The role of mobility barriers in protecting a blue ocean

Mobility barriers refer to the challenges that existing firms would have changing position and thus moving into your blue ocean. Some examples of mobility barriers include:

  • Existing commitments of resources that are difficult to re-configure
  • Required resources and capabilities that can’t be obtained
  • Existing brand reputation for specific offerings
  • Existing long term customers that would be lost if the firm were to change

The role of entry barriers in protecting a blue ocean

Likewise, entry barriers protect a blue ocean strategy, however, this time from new firms entering. A key difference between new and existing firms is that new firms do not have a prior legacy to worry about. Companies also don’t have an awareness of new firms – while you may know who your competitors are, it is possible for new firms to enter that you had no prior knowledge of. 

Unlike existing firms, new entrants may have a challenge building up the resources that are necessary to compete. While existing competitors already have some resources, new firms do not.

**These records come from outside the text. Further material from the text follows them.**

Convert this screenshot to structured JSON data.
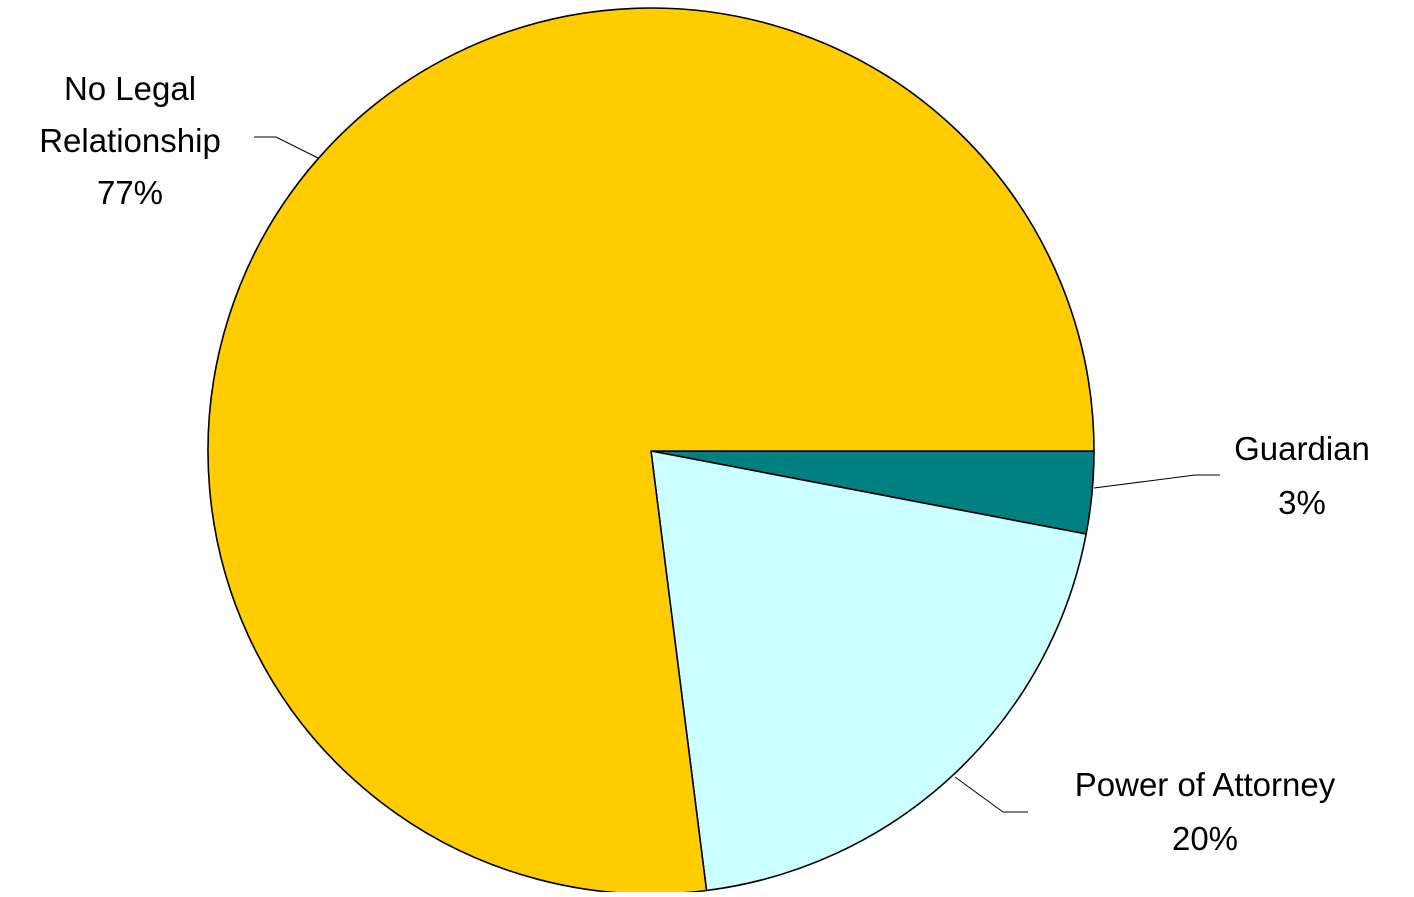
{
  "chart_data": {
    "type": "pie",
    "title": "",
    "start_angle_deg": 0,
    "direction": "clockwise",
    "slices": [
      {
        "label_lines": [
          "Guardian"
        ],
        "percent_text": "3%",
        "value": 3,
        "color": "#008080"
      },
      {
        "label_lines": [
          "Power of Attorney"
        ],
        "percent_text": "20%",
        "value": 20,
        "color": "#CCFFFF"
      },
      {
        "label_lines": [
          "No Legal",
          "Relationship"
        ],
        "percent_text": "77%",
        "value": 77,
        "color": "#FFCC00"
      }
    ]
  }
}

Some specific entry barriers that may protect a blue ocean strategy from new entrants include:

  • Patents and legal protections
  • Economies of scale
  • Learning effects
  • Difficulties in accessing distribution channel
  • Network effects
  • Established customer or supplier arrangements, and other switching costs

Consider your underlying resources

Underpinning whether firms are able to imitate your position is the resources that your firm has. If your ability to compete in the blue ocean is based on valuable, rare, hard to imitate resources, then this increases the difficulty other firms would have in competing. Consider both the challenge that new firms and existing companies would have in acquiring your resources. The VRIO framework is one approach to systematically consider your resource position and value the likelihood that other firms will be able to imitate your position.